Wiener Polizist soll Ohrfeigen verteilt haben: Freispruch im Zweifel

Seit 40 Jahren ist der Polizist im Dienst, seit 13 Jahren versieht er seinen Dienst im Arrestanten-Bereich – also bei den Zellen der Polizeiinspektion. Gerichtlich fiel der Mann bisher nie auf. Doch am Dienstag sitzt der Polizist erstmals als Angeklagter vor dem Richter in Wien. Er soll einem Festgenommenen zwei Watschen gegeben haben. Juristisch nennt sich das: Missbrauch der Amtsgewalt.
Hände wie Maurerfäustel
Der Angeklagte ist eine durchaus imposante Erscheinung. „Seine Hände würde man als Maurerfäustel bezeichnen“, sagt auch sein Rechtsanwalt – und beteuert gleichzeitig die Unschuld seines Mandanten. „Wenn er Ohrfeigen verteilt hätte, hätte es den Mann vom Sessel runterg’haut.“
Der Zwischenfall soll sich im vergangenen September ereignet haben. Ein betrunkener Mann hatte randaliert und sich äußerst aggressiv verhalten. Allein um ihn auf den Boden zu bringen, seien vier Beamte nötig gewesen. Der Festgenommene wurde schließlich zu einer Polizeiinspektion in Wien-Josefstadt gebracht – und landete beim nun Angeklagten.

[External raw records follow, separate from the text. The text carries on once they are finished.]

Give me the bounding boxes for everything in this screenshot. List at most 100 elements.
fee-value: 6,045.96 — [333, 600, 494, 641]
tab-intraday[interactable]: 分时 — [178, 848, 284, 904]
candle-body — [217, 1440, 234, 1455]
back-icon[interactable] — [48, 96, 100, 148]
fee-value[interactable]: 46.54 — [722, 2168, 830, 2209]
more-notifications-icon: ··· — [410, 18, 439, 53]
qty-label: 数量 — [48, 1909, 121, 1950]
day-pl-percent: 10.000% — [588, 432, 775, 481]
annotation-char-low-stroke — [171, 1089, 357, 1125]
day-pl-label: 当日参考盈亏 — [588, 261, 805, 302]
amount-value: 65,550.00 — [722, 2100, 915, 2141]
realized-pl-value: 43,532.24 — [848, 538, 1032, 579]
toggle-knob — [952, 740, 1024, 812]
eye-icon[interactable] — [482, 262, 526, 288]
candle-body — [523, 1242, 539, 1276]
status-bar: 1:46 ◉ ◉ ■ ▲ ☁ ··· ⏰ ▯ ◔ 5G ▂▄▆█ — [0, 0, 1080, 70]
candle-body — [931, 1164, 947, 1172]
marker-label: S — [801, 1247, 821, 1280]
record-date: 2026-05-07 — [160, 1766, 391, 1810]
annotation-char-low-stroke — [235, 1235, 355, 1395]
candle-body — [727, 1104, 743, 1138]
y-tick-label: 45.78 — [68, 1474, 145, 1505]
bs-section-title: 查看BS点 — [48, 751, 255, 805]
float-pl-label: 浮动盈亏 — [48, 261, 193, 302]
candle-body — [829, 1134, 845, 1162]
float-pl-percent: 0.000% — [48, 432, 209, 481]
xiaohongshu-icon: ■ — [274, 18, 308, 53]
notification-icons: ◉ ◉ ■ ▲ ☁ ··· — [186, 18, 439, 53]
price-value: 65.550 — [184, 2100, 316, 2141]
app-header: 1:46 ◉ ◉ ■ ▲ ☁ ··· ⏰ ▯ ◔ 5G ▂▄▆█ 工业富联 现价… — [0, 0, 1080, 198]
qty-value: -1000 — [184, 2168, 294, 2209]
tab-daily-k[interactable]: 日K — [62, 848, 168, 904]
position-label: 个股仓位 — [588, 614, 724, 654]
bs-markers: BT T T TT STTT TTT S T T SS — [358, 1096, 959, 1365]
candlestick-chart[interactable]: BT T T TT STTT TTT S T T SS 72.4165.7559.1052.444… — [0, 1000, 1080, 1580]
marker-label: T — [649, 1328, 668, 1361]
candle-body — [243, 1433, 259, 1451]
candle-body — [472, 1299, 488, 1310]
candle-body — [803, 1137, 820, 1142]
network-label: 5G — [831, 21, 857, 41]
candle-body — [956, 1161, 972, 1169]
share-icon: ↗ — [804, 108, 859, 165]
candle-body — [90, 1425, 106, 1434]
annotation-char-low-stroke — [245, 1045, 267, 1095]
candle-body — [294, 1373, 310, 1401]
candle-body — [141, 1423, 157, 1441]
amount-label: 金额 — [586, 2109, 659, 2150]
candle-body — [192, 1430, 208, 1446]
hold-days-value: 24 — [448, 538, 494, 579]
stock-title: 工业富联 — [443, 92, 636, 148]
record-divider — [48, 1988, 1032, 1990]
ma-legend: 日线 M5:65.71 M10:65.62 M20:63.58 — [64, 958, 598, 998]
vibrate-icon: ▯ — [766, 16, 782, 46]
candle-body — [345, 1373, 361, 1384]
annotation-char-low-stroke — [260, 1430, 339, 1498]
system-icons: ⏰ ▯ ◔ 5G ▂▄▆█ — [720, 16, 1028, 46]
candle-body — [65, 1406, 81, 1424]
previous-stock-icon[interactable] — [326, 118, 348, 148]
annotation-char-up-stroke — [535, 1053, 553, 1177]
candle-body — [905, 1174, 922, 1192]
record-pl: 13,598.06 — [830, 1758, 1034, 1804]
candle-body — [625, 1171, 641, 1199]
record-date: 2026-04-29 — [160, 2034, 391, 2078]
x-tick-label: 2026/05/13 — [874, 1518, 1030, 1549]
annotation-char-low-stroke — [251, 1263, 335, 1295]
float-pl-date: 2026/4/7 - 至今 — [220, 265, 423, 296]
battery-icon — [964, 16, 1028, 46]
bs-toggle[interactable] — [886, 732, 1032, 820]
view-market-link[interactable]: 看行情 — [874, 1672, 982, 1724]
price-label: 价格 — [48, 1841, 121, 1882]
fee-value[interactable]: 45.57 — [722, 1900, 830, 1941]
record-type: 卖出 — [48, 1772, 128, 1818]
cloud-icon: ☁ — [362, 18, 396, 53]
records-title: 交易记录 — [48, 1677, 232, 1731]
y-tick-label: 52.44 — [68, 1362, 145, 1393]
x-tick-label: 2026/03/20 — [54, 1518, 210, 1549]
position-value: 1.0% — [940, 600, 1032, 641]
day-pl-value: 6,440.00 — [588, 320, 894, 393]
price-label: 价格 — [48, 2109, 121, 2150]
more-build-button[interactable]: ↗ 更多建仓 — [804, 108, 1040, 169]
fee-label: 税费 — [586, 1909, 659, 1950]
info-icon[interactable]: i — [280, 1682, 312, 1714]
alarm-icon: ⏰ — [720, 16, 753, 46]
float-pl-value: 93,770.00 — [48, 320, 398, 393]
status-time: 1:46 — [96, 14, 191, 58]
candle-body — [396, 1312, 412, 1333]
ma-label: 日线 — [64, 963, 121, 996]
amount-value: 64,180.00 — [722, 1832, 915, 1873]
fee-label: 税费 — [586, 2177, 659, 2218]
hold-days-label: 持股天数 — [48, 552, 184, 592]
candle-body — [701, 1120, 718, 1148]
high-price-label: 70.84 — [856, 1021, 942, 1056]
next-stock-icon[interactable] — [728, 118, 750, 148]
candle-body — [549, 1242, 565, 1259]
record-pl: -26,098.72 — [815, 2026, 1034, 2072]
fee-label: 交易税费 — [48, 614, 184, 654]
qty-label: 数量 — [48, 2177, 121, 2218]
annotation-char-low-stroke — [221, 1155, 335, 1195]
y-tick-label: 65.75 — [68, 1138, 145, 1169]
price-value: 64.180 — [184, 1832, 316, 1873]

„Der Mann ist mir via Funk angekündigt worden. Ich wusste, dass wir einen äußerst aggressiven Festgenommenen bekommen“, erzählt der Beamte. Er habe den Mann „energisch aufgefordert“, seinen Kopf zu heben, um eine bereits vorhandene Verletzung am Kinn dokumentieren zu können. „Aber das hat er nicht gemacht, er hat auf den Boden geschaut.“ Er habe dem Sitzenden die Kappe umdrehen wollen – doch diese flog mit Schwung auf den Boden. Als er das Gesicht des Mannes nach oben schieben wollte, habe der Mann passiven Widerstand geleistet. „Er war widerspenstig.“ Also habe er ihm links und rechts auf die Wange gegriffen und den Kopf in die Höhe gehoben. „Vielleicht ist dadurch ein Klatschgeräusch entstanden.“
Schockiert
Genau dieses Geräusch nahmen zwei Polizistenkollegen wahr, die sich im selben Raum befanden. „Er war auffallend laut gegenüber dem Mann und hat ihm plötzlich zwei Ohrfeigen verpasst“, schildert ein Polizist. Gesehen habe er diese nicht, aber eben gehört. Der Festgenommene selbst sei ganz ruhig mit am Rücken gefesselten Armen gesessen. „Ich weiß nicht, warum das so ausgeartet ist. Ich hatte das Gefühl, nach der ersten Ohrfeige sind dem Mann die Tränen in die Augen gestiegen.“ Zwischen den „Klatschern“ seien mehrere Minuten Zeit vergangen. „Ich war schockiert, dass so etwas passiert ist.“ Der Polizist legte dazu auch einen Amtsvermerk an.
Auch ein zweiter Beamter, der mittlerweile den Polizeidienst an den Nagel gehängt hat, spricht von zwei Ohrfeigen. Allerdings „in kurzer Abfolge.“ Ein dritter Kollege hat zu dem Vorfall gar keine Wahrnehmungen. Der arretierte Mann selbst kann nicht befragt werden. Sein Aufenthaltsort ist unbekannt.
Zwar wirken die Zeugen glaubhaft, doch im Detail bleiben Unschärfen. Beim Schöffengericht bleiben Zweifel. Somit: Freispruch im Zweifel; nicht rechtskräftig.